I just found this site today and figured it would be a great tool of fellowship and discussion. I am fairly new to masonry, and was just raised to MM on 11/16/2013. I look forward to learning and growing in masonry. I am from Evadale #1366.


----------



## Brother JC (Nov 21, 2013)

Welcome to the forum.


----------



## killspin (Nov 21, 2013)

Thank you very much. I look forward to learning and participating here.


----------



## KSigMason (Nov 22, 2013)

Greetings and welcome aboard.


----------



## Bro. Stewart P.M. (Nov 23, 2013)

Welcome to the community here!!


----------



## Bill Rose (Nov 23, 2013)

Welcome


Sent From My Freemasonry Mobile App


----------



## cacarter (Nov 25, 2013)

Welcome and congratulations on your raising! I'll admit I had to look up Evadale, TX to know exactly where that was. How big is your lodge, and how active are they for being in a smaller town>


----------



## killspin (Nov 25, 2013)

Thank you all. We are a fairly small lodge, but we do stay active within the community. Our main focus is on scholarship programs. We have quite a few lodges nearby though.


----------



## cacarter (Nov 25, 2013)

That's excellent to hear your lodge is active in the community and do scholarships.

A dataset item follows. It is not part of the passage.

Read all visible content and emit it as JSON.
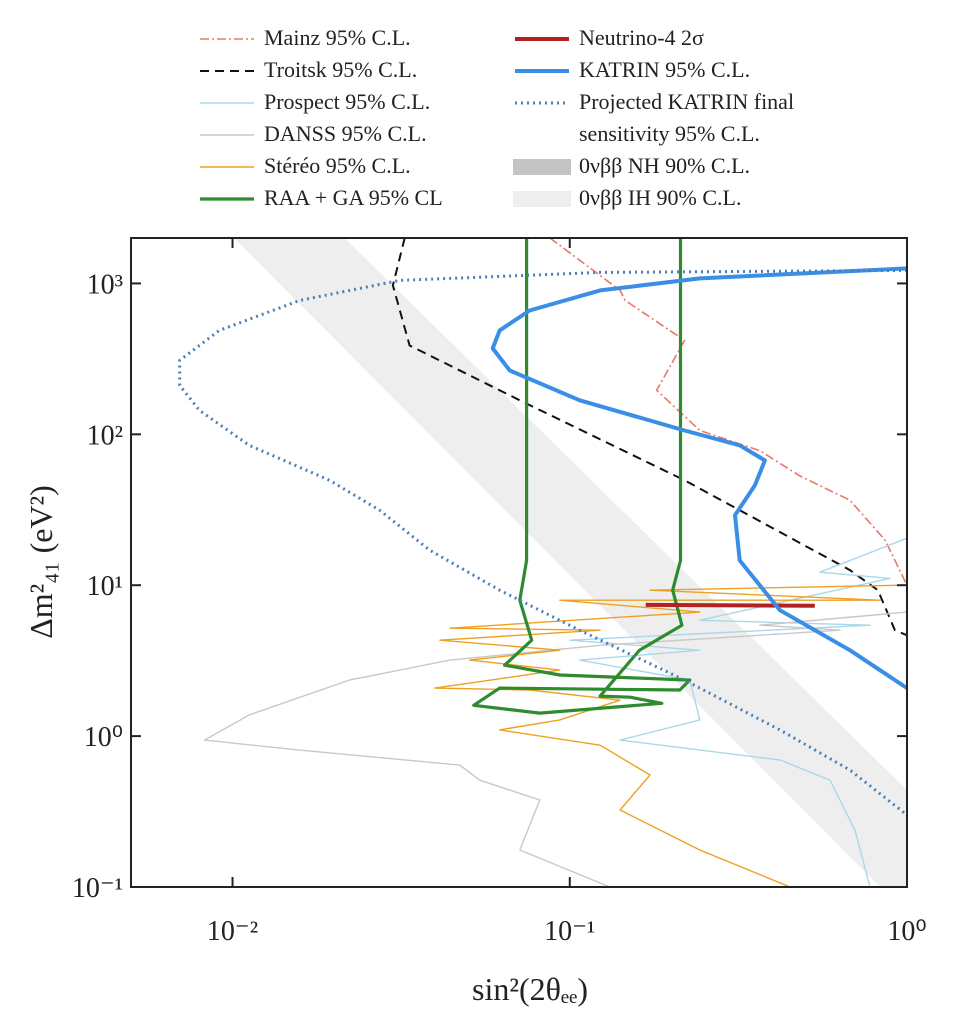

Enjoy masonry.


----------



## John Schnitz (Nov 25, 2013)

I have close friend and a brother that lives over behind the pentecostal church. There around the corner. from your lodge

Sent from my DROID RAZR HD using My Freemasonry HD mobile app


----------



## Pok#620/G\357 (Nov 28, 2013)

Congratulations brother! I was just raised from master mason on the 8th in Texas as well!


----------